Second, the man addresses Jesus as one fully transparent. He is a chief among sinners and everyone knows it - including him. In rebuking his partner for joining the crowd and the soldiers in mocking our Lord, the thief confesses that he and his partner deserve the sentence of death. "We are getting what we deserve," he said, "Jesus has done nothing wrong." Perhaps, this is the first time remorse and repentance brings him to a new place. Impending death does what parental warnings, countless incarcerations, pangs of conscience could never accomplish. Here, at last, the dying thief does what we must do along the way, repent of our sins. No repentance, no forgiveness. No repentance, no leading a new life.

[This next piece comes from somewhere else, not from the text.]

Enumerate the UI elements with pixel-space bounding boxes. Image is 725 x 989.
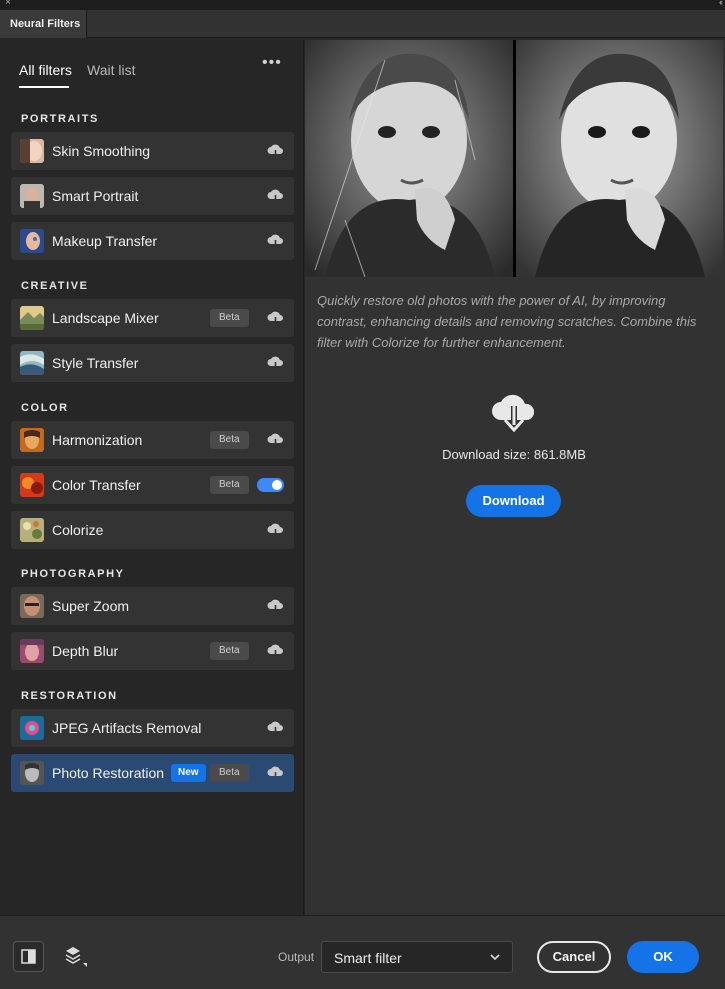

Third, the repentant thief knows that he deserves no mercy. But he asks our Lord to remember him when he comes into his kingdom. Why not just say, ‘remember me’ or ‘save me Jesus, save me now’ and jettison the kingdom language? He may be praying with purpose more than we know. If one looks at the naming stories of Mary's baby in Luke and Matthew, we may understand his request even more. In Luke, Mary is commanded to name her son “Jesus”. Also, she is told he will be great - that there would be “no end to his kingdom.” If the thief is familiar with this birth story, he knows that Jesus' kingdom will have no end. Would we not want to be present with one whose kingdom has no end? Of course. In the Gospel of Matthew, the angel of the Lord tells Joseph to name the baby of his pregnant wife “Jesus.” Plus, the angel reminds Joseph that their son Jesus will save the people from their sins. He is a sinner in need of salvation that desires to be with Jesus in paradise. To his utter shock and amazement our Lord gives him the best news at the hour of death, “Today, you shall be with me in paradise.” As I see it, the thief "went down to the grave with a shout."

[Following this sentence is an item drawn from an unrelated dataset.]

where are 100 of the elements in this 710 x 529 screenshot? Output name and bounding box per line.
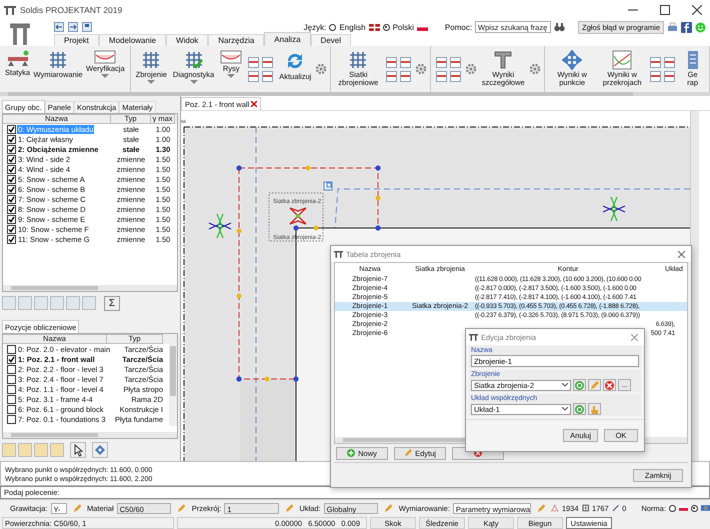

You and I, our loved ones and those unborn serve a God who never ceases to amaze us with undeserved blessings. The prayer of the dying thief shows us that an answer to prayer is not always a drawn out, lengthy affair. Sometimes, Jesus answers in the blink of an eye, in a New York minute, faster than the speed of sound - that happened to the dying thief.

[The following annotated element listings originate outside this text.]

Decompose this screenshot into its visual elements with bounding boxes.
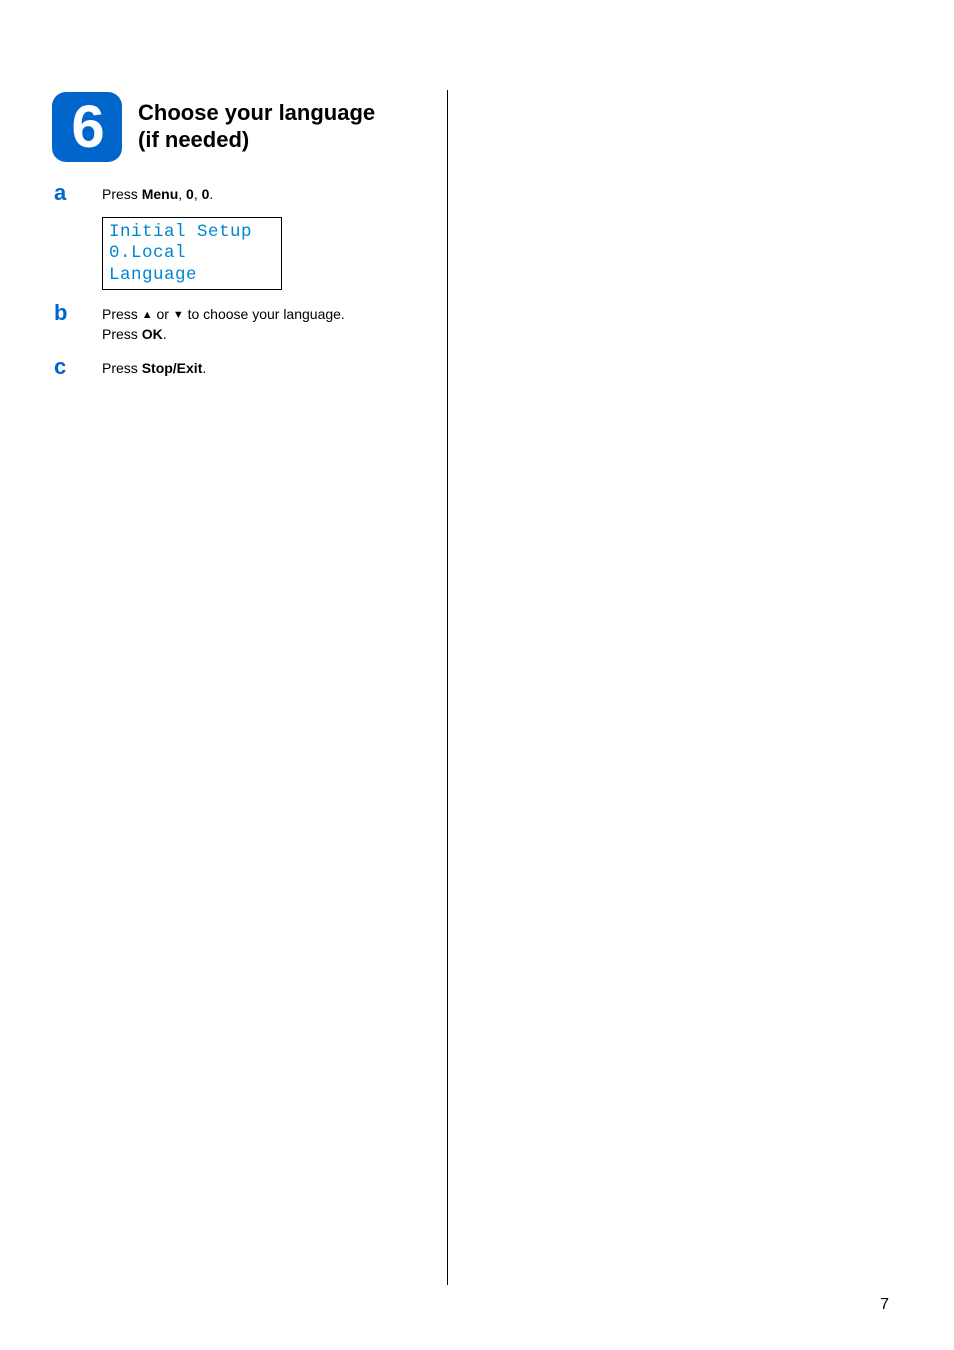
lcd-display: Initial Setup 0.Local Language bbox=[102, 217, 282, 291]
right-column bbox=[447, 90, 842, 1285]
down-arrow-icon: ▼ bbox=[173, 309, 184, 321]
text-stopexit: Stop/Exit bbox=[142, 360, 203, 376]
page-number: 7 bbox=[880, 1296, 889, 1314]
lcd-line1: Initial Setup bbox=[109, 222, 275, 244]
text-press-b2: Press bbox=[102, 326, 142, 342]
substep-a: a Press Menu, 0, 0. bbox=[52, 182, 429, 205]
text-comma2: , bbox=[194, 186, 202, 202]
text-press-a: Press bbox=[102, 186, 142, 202]
text-zero1: 0 bbox=[186, 186, 194, 202]
text-period-b: . bbox=[163, 326, 167, 342]
text-ok: OK bbox=[142, 326, 163, 342]
substep-letter-b: b bbox=[52, 302, 102, 324]
step-title-line1: Choose your language bbox=[138, 100, 375, 125]
text-period-a: . bbox=[209, 186, 213, 202]
text-press-c: Press bbox=[102, 360, 142, 376]
step-title-line2: (if needed) bbox=[138, 127, 249, 152]
text-or: or bbox=[153, 306, 173, 322]
text-comma1: , bbox=[178, 186, 186, 202]
substep-letter-c: c bbox=[52, 356, 102, 378]
substep-b: b Press ▲ or ▼ to choose your language. … bbox=[52, 302, 429, 344]
text-press-b: Press bbox=[102, 306, 142, 322]
lcd-line2: 0.Local Language bbox=[109, 243, 275, 287]
substep-letter-a: a bbox=[52, 182, 102, 204]
step-number-badge: 6 bbox=[52, 92, 122, 162]
step-header: 6 Choose your language (if needed) bbox=[52, 92, 429, 162]
text-menu: Menu bbox=[142, 186, 179, 202]
substep-body-a: Press Menu, 0, 0. bbox=[102, 182, 213, 205]
step-title: Choose your language (if needed) bbox=[138, 100, 375, 154]
substep-body-b: Press ▲ or ▼ to choose your language. Pr… bbox=[102, 302, 345, 344]
text-choose: to choose your language. bbox=[184, 306, 345, 322]
text-period-c: . bbox=[202, 360, 206, 376]
substep-body-c: Press Stop/Exit. bbox=[102, 356, 206, 379]
substep-c: c Press Stop/Exit. bbox=[52, 356, 429, 379]
up-arrow-icon: ▲ bbox=[142, 309, 153, 321]
step-number-text: 6 bbox=[71, 97, 102, 157]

In the waning minutes of the sermon, I am going to do what the dying thief did - ask Jesus to remember your loved ones. "Jesus, remember our deceased now that you have come into your kingdom." Do it for them, Lord. Do it right now.
I ask because,
I heard an old, old story,
How a Savior came from glory,
How he gave his life on Calvary
To save a wretch like me;
I heard about His groaning,
Of his precious blood’s atoning,
Then I repented of my sins
And won the victory.
I heard about his healing,
Of his cleansing power revealing,
How he made the lame to walk again
And caused the blind to see;
And then I cried, "Dear Jesus
Come and heal my broken spirit,"
And somehow Jesus came and brought
To me the victory.
Oh victory in Jesus,
My Savior forever!
He sought me
And bought me
With his redeeming blood;
He loved me ere I knew him
And all my love is due him,
He plunged me to victory,
Beneath the cleansing flood.
In the name of the Father, Son and the Holy Ghost, Amen.